20 years ago today, I stood in front of family and friends and eulogized my beloved grandmother, Lillie Ann DeBerry. I will never forget the anxiety that overtook me as I clutched the already written devotion and the feeling of relief when I decided to freestyle it and just speak from my heart. The look on my grandfather’s face, the smiles, but also the emptiness that I felt- the feeling of being gut punched as I braved my way through those moments. Unforgettable.
My mind has a hard time believing that 20 years has passed but another part of self is settled in it. I am such a different person then than I am now. I have been twice divorced, engaged twice, had 5 more children, left organized religion, cut off all my hair, regrew it, grew locs, moved, and yet I still miss my grandma Lillie with the same intensity.
I will tell you that I find great solace and peace in my spiritual practices of ancestral recognition, veneration, and honor. I know that she is ever with me, speaking, guiding, protecting, even chastising at times. Her spirit remains a strong presence in my life and the lives of my children.

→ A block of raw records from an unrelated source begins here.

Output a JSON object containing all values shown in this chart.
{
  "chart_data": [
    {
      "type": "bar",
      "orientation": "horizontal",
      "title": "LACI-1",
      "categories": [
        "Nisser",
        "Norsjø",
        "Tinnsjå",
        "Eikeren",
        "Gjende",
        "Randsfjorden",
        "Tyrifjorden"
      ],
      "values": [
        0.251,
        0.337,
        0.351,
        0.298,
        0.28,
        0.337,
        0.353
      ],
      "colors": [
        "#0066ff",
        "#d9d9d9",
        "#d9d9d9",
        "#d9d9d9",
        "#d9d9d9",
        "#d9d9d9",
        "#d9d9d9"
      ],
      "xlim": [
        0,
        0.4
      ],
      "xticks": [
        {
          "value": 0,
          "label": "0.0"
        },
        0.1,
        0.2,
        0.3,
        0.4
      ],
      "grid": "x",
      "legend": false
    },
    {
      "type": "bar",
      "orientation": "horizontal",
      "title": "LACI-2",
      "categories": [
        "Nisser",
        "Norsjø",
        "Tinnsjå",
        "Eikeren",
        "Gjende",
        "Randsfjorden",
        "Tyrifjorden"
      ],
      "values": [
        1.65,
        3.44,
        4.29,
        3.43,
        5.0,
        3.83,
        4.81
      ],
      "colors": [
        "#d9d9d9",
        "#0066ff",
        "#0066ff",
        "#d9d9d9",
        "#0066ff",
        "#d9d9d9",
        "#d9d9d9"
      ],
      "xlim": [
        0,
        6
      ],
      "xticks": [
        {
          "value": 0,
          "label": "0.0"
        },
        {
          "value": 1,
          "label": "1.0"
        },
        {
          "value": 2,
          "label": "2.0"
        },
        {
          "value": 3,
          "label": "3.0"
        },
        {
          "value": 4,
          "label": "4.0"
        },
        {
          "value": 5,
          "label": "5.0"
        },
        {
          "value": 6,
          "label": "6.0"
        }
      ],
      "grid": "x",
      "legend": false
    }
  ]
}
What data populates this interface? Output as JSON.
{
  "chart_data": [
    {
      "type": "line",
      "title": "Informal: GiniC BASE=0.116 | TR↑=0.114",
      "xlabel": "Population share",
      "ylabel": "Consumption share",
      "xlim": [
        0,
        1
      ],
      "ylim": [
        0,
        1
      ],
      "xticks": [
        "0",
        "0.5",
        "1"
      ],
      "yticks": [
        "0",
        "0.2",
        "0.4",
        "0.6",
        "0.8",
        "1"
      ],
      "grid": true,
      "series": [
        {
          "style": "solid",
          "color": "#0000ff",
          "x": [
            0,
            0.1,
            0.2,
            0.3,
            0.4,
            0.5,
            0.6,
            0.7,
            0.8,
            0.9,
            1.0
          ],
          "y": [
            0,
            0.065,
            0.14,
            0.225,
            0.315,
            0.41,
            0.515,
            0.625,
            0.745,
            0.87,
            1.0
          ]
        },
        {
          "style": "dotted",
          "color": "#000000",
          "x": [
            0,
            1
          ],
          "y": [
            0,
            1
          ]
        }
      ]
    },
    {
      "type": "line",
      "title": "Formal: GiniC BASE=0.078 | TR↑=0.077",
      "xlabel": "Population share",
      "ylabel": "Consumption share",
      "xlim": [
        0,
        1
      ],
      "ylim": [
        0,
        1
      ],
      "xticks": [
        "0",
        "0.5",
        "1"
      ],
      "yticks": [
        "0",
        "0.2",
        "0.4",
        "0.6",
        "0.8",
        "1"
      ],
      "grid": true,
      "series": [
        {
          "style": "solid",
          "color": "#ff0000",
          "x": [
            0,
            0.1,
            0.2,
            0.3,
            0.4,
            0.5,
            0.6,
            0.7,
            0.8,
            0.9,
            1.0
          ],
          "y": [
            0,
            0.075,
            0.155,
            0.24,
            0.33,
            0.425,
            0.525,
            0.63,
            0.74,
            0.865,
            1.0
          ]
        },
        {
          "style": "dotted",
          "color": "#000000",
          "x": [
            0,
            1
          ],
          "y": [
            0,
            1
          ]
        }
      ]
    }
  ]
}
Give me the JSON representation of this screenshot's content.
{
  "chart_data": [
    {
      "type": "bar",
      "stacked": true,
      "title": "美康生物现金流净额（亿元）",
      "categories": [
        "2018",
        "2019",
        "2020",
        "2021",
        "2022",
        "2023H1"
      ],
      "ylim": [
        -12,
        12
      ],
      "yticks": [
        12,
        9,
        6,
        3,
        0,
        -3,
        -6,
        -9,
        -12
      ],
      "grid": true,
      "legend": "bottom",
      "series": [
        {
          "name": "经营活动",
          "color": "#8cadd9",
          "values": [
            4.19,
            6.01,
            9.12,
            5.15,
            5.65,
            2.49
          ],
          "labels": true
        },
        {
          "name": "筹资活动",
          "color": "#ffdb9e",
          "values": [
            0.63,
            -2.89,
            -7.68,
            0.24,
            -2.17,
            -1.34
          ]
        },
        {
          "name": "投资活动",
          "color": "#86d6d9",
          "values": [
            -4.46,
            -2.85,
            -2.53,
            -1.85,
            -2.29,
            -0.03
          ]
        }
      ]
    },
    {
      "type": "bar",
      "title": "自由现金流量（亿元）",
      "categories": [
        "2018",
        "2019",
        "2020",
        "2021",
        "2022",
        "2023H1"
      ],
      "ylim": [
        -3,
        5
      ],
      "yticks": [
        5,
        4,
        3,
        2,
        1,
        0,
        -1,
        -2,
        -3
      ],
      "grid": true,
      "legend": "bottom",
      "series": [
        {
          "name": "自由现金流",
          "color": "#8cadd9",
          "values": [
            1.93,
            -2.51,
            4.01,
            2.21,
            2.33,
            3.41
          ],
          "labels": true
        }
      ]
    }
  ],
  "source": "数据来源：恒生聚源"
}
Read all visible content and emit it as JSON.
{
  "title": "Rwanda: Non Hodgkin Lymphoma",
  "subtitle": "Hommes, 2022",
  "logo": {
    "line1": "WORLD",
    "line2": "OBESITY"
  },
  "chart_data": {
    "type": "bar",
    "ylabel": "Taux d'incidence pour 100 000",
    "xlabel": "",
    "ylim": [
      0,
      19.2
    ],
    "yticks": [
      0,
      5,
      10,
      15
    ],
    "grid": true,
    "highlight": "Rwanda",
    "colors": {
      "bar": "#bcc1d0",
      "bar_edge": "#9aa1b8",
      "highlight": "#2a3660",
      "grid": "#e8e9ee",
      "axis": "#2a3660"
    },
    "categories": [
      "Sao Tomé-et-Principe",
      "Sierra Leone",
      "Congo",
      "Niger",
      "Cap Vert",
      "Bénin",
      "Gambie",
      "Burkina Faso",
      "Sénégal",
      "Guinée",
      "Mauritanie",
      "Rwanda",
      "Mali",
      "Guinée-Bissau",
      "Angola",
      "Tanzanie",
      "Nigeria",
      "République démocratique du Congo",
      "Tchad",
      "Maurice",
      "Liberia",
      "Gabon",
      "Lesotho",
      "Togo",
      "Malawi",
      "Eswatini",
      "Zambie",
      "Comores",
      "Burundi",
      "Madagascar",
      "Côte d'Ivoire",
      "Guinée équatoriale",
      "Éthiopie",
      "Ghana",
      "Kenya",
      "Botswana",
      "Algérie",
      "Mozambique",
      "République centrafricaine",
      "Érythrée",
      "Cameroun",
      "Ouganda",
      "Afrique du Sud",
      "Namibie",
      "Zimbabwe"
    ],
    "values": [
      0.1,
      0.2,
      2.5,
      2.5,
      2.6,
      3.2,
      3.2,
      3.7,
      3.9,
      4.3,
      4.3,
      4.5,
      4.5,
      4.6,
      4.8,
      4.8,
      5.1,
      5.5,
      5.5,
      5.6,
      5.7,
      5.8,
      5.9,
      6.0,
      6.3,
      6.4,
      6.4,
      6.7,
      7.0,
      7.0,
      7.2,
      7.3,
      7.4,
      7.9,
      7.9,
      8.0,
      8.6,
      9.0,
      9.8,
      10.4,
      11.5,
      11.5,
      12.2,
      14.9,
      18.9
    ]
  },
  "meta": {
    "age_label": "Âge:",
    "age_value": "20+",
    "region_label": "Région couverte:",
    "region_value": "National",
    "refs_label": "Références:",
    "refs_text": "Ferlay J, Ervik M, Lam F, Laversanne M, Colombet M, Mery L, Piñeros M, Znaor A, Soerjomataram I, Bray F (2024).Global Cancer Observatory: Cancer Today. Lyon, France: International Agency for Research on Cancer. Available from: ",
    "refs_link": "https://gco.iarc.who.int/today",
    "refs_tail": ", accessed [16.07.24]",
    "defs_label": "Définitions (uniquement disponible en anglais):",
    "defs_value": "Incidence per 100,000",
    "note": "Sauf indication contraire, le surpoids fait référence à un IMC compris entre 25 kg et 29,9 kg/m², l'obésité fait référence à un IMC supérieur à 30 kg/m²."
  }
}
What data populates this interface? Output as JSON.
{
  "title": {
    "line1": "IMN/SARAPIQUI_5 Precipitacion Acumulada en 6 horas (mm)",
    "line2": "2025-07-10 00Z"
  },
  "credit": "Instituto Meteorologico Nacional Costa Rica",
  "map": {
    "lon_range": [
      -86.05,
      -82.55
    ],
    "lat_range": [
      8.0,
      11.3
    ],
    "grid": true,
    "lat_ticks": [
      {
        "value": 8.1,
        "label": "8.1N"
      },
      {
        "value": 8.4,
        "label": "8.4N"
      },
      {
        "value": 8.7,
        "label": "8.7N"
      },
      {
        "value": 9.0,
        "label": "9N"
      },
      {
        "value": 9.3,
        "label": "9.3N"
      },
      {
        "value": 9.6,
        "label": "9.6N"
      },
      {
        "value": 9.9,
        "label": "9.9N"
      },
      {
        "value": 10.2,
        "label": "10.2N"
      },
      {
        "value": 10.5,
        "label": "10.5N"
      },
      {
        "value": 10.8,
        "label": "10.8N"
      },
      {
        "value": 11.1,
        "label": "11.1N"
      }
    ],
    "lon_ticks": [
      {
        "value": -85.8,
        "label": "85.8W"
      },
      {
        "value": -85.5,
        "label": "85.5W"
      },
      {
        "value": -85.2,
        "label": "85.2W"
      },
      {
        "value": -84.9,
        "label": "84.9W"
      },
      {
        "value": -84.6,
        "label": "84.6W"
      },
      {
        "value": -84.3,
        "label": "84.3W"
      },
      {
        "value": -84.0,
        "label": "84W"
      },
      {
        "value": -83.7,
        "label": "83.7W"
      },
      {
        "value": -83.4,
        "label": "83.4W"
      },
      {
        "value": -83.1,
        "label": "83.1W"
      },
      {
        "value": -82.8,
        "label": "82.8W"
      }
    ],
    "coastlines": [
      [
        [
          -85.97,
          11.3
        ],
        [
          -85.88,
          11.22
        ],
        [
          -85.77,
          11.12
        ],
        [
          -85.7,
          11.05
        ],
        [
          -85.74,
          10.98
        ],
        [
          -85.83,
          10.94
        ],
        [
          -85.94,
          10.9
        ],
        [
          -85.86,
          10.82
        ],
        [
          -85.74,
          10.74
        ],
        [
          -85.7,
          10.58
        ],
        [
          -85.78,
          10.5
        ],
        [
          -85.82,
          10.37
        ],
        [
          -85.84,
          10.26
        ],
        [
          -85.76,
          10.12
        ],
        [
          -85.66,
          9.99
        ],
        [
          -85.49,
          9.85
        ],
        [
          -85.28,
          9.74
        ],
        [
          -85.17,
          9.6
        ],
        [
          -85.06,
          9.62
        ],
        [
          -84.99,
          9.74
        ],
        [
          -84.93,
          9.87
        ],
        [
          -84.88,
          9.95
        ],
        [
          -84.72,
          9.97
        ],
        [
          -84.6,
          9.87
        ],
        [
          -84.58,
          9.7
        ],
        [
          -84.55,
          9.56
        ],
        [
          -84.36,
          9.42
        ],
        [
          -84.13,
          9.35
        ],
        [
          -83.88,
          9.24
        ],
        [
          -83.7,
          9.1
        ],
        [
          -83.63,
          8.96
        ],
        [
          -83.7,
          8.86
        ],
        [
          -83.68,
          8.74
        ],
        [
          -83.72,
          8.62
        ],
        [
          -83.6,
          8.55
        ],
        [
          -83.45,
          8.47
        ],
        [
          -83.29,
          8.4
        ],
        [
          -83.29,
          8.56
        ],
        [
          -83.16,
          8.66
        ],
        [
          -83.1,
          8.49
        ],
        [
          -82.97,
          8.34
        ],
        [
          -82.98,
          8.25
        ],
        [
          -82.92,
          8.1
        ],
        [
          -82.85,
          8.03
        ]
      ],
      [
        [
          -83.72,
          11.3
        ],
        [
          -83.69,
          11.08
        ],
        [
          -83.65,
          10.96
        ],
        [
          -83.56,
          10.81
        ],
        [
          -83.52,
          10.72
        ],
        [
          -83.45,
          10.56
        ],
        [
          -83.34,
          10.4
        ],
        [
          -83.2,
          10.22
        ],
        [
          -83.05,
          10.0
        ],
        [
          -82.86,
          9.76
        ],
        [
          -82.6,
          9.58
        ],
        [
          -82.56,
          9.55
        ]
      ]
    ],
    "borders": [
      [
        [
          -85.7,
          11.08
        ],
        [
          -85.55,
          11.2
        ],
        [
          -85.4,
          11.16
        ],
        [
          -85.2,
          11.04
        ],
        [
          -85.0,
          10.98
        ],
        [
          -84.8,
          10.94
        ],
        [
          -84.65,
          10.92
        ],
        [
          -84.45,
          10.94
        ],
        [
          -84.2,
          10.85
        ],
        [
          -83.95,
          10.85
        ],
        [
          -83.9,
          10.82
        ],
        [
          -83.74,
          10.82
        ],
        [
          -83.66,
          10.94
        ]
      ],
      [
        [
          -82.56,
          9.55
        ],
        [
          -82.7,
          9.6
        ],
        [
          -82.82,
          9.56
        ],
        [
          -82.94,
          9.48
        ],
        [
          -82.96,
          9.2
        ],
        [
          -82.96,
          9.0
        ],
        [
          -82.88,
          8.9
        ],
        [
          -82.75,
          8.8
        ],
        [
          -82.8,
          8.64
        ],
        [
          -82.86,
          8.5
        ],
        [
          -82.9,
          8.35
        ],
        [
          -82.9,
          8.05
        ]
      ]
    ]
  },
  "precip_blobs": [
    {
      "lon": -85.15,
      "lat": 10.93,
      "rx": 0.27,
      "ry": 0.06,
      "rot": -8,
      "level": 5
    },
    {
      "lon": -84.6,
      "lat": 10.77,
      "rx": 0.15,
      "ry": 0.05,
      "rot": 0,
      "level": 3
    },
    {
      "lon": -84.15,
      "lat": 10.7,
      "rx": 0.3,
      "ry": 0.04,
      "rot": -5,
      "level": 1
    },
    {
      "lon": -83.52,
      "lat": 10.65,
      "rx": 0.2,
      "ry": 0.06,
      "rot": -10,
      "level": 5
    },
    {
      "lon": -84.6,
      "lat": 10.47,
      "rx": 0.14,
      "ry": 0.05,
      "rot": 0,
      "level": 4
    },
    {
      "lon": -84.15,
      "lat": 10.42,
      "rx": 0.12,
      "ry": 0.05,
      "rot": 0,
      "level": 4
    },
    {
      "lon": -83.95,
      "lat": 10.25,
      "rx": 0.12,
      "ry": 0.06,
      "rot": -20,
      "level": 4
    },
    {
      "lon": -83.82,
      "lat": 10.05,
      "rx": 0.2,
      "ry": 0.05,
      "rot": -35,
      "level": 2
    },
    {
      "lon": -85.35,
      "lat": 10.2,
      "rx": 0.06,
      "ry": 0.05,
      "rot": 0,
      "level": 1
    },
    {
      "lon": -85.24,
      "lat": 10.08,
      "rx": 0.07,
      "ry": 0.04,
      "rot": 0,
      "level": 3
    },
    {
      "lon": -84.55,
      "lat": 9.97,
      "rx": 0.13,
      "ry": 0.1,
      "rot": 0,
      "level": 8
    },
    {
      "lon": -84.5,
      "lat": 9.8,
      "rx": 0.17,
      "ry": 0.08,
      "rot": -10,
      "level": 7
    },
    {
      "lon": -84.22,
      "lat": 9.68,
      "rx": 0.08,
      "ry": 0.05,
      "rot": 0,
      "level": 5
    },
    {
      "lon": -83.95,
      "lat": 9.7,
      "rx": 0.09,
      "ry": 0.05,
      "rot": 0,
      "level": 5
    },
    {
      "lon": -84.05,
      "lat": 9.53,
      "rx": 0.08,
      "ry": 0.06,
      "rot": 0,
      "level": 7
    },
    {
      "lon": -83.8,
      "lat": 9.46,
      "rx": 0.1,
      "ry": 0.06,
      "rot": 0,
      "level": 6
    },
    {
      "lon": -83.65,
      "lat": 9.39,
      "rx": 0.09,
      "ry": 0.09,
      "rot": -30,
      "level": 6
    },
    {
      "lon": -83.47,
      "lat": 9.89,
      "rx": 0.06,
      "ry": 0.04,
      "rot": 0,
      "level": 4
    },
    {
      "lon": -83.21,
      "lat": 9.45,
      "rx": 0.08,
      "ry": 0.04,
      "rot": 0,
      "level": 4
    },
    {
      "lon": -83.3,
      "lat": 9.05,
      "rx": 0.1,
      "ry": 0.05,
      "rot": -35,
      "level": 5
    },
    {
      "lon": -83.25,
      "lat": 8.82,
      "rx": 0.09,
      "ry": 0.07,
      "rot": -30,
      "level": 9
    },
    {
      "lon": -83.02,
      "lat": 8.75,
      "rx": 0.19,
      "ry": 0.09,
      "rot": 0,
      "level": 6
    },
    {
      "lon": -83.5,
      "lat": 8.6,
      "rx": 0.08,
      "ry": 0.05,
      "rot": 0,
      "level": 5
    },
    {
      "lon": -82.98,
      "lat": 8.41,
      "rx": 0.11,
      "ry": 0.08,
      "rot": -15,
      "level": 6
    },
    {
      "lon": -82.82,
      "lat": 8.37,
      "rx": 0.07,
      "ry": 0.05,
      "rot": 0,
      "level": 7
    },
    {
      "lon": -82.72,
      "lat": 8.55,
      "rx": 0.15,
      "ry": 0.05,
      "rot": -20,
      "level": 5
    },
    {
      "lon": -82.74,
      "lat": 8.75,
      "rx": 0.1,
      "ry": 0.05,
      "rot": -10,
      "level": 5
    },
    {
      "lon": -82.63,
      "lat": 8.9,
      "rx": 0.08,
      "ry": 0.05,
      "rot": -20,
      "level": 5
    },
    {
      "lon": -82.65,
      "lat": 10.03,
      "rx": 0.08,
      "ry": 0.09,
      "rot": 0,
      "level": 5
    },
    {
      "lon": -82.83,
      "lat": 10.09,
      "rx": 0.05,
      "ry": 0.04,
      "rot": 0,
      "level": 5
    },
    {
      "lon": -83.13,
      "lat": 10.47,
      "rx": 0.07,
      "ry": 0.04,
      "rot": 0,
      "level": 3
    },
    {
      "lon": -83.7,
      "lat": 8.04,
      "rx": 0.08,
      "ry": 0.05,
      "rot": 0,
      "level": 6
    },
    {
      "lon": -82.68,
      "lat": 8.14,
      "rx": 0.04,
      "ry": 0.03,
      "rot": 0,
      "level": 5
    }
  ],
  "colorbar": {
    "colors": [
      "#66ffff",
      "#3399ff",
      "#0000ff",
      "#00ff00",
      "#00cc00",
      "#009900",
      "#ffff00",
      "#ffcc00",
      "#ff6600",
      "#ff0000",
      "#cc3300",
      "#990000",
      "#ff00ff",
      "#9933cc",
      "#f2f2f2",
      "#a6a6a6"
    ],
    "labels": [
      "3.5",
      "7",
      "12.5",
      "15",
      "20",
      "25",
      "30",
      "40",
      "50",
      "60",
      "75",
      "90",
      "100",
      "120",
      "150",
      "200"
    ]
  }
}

Her death was tragic but it was her living that I am more concerned with. Once my mother transitioned last year, they both have shown up in multiple dreams. I giggle at the shenanigans that have occurred in the dream realm with those two. I have often felt a burning anger at how my grandmother lost her life, all of the pain she endured throughout the years. But, just as quickly I recall the joy that she expressed so freely, the tears with each laugh, the warmth of her hugs, and the love in each pot of food that she prepared. And I feel ease. ]
May my life be a testament to the power, strength, tenacity, and pure love of that woman. May my ancestral mothers be honored evermore.